Other things are different too. Three days a week I work in the kitchen of a diner across town. I like the walk, watching the city slowly grow up around me. Right now I just wash dishes, but they tell me that maybe soon I can start helping the fry cooks. There is no work today – today is just for us.

Without plywood over the windows, the house seems made of light. I get out of bed, careful not to tear the staples that run down my side. Our body is a landscape, of scars and new wounds both. I stand and for a moment there is a wrestling in the depths of us. The body sways dangerously and we all feel sick. Sulky, Lauren lets me take control. I steady us with a hand on the wall, breathing deeply. The day is full of these seismic, nauseous struggles. We are learning. It is not easy to hold everyone in your heart at once.

Later today, maybe Lauren will take the body. She will ride her bike and draw, or we will go to the woods. Not to the glade, though, or the waterfall. We don’t go there. The blue dress of rotting organza, her old vanity case, her bones – they must be left alone so that they stop being gods and return to being just old things.

We will walk under the trees and listen to the sounds of the forest in autumn.

The tired possum detective and the police are searching the woods near the lake. They want to find the little boys Mommy took. They think there might have been as many as six, over the years. It’s hard to say because children do wander off. They were mostly boys from sad families, or who had no families. Mommy would have chosen the ones who wouldn’t be missed. Little Girl With Popsicle was a big deal because she had parents.

Maybe one day the boys will be found. Until then I hope they are peaceful under the forest green, held by the kind earth.

In the late afternoon perhaps Night Olivia and I will doze on the couch, watching the big trucks. When darkness falls they will hunt. A moment of unease travels through me, like the brush of a wet leaf on the back of my neck. Night Olivia is large and strong.

Well, it’s a beautiful day, and it is breakfast time. As we pass the living room I peer in, and take a moment to admire my new rug. It’s the colour of everything – yellow, green, ochre, magenta, pink. I love it. I could have thrown away that old blue rug any time since Mommy left, I guess. Strange that it never occurred to me until after everything happened.

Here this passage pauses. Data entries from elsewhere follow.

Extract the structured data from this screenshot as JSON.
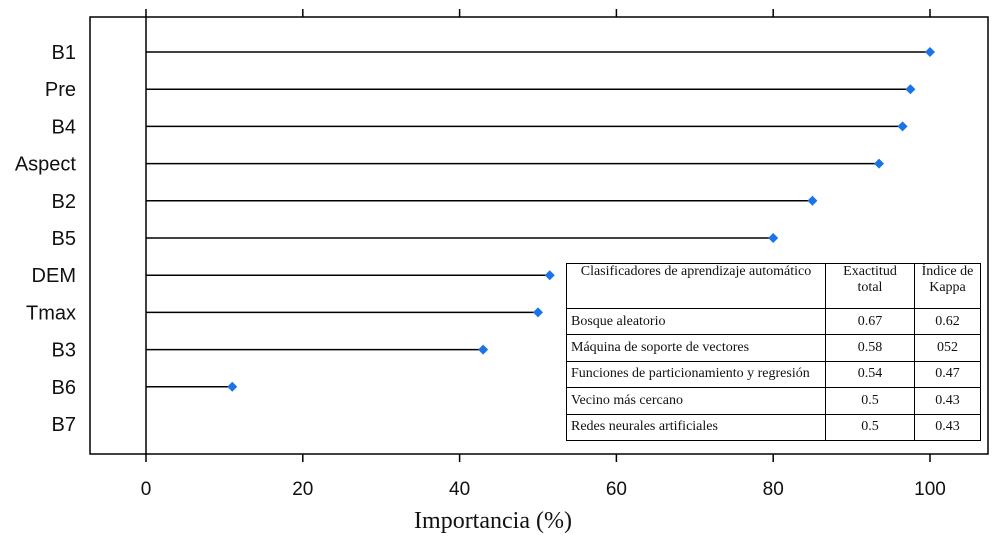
{
  "chart_data": {
    "type": "dot",
    "categories": [
      "B1",
      "Pre",
      "B4",
      "Aspect",
      "B2",
      "B5",
      "DEM",
      "Tmax",
      "B3",
      "B6",
      "B7"
    ],
    "values": [
      100,
      97.5,
      96.5,
      93.5,
      85,
      80,
      51.5,
      50,
      43,
      11,
      0
    ],
    "xlabel": "Importancia (%)",
    "xticks": [
      0,
      20,
      40,
      60,
      80,
      100
    ],
    "xlim": [
      -7,
      106
    ],
    "grid": false,
    "marker_color": "#1a73e8",
    "line_color": "#000000"
  },
  "table": {
    "headers": [
      "Clasificadores de aprendizaje automático",
      "Exactitud total",
      "Índice de Kappa"
    ],
    "rows": [
      [
        "Bosque aleatorio",
        "0.67",
        "0.62"
      ],
      [
        "Máquina de soporte de vectores",
        "0.58",
        "052"
      ],
      [
        "Funciones de particionamiento y regresión",
        "0.54",
        "0.47"
      ],
      [
        "Vecino más cercano",
        "0.5",
        "0.43"
      ],
      [
        "Redes neurales artificiales",
        "0.5",
        "0.43"
      ]
    ]
  }
}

We go into the kitchen. So far we have only discovered one thing that all of us like to eat. We have it together in the morning, sometimes. I always describe what I’m doing as I do it, so that we all remember. I don’t need to record my recipes any more.

‘We’re going to make it like this,’ I say. ‘Take fresh strawberries from the refrigerator. Wash them in cold running water. Put them in a bowl.’ We watch them gleam in the morning sun. ‘We can dry them with a cloth,’ I say, ‘or we can wait for the sun to do its work. It is our choice.’

I used to saw the strawberries into quarters with a blunt knife, because there was nothing sharp in the house. But now I keep a set of chef’s knives in a block on the counter. ‘This is called trust,’ I say as I slice. ‘Some of us have a lot to learn about it. See my point?’ I guess that is what Lauren calls a dad joke.

The blade reflects the red flesh of the fruit as it slides through. The scent is sweet and earthy. I feel some of them stir with pleasure within. ‘Can you smell that?’ I have to be careful with the knife near my fingers. I don’t give my pain to the others any more. ‘So we slice the strawberries as thin as we can and pour over balsamic vinegar. It should be the kind that is old and thick like syrup. Now we take three leaves from the basil plant that grows in the pot on the window ledge. We slice these into narrow ribbons and breathe the scent. Now add the basil to the strawberries and balsamic vinegar.’ It is a recipe, but sometimes it sounds like a spell.

We let it sit for a few minutes, so the flavours can mingle. We use this time to think, or watch the sky, or just be ourselves.

When I feel it’s ready I say, ‘I’m putting the strawberry, basil and balsamic mixture on a slice of bread.’ The bread smells brown and nutty. ‘I grind black pepper over. It’s time to go outside.’

The sky and trees are flooded with birds. The song flows and ebbs around us, on the air. Lauren gives a little sigh as the sun warms our skin.